@lina this brings back memories of a couple of us early Rust netdev folks trying to push for a branch where we would be allowed to experiment and share abstractions that just did not have any user yet, but could be improved and reworked by people who eventually picked them up for use. It took multiple hours-long meetings to finally ending up agreeing that we would just all share links to our respective code and pray that anymore who wasn't aware of it wouldn't have to reinvent the wheel again abstraction-wise.
I don't want to fall into tribalism, or paint all C (or even netdev) developers as stuck-up assh*les, far from that, but it's clear that the requirements imposed on Rust developers to adhere to the way things have always been done in C, and effectively considering Rust as a guest who should be grateful to be in the project, rather than a system capable of making informed decisions about other systems*, places a ton of constraints that just make our development harder and slows down the inertia to get the project to mature. Meanwhile, a lot of time has to be spent by the heads of the project (bless them) doing diplomacy because otherwise patches don't get reviewed, and C devs don't see our point.

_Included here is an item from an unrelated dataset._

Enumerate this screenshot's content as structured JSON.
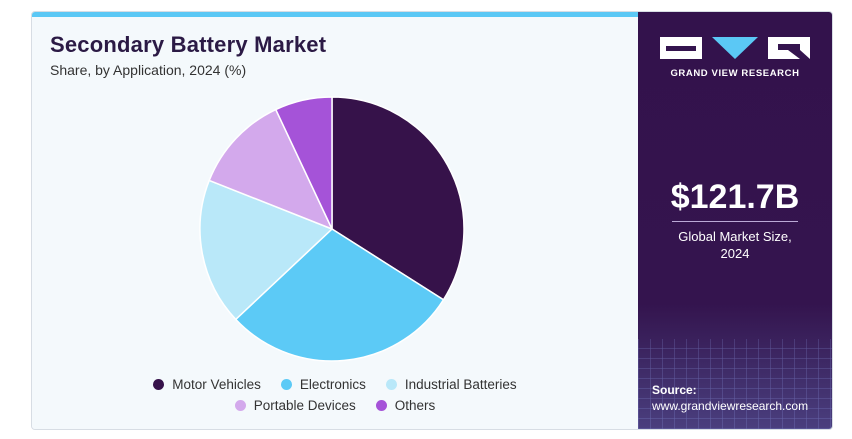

Plus the random stubborn and very opinionated dude every now and then of course, but it's the linux dev community, ofc it'll happen.
- (eg. Rust being used must not motivate large changes on the C side, Rust has to reproduce the way things are done in C however bad they are etc)
@SharpLimefox @lina Isnβt there a Rust-in-Linux GitHub repo, that could serve as a central point to keep track of all those abstraction and shared work ? (Possibly with more experimental branches).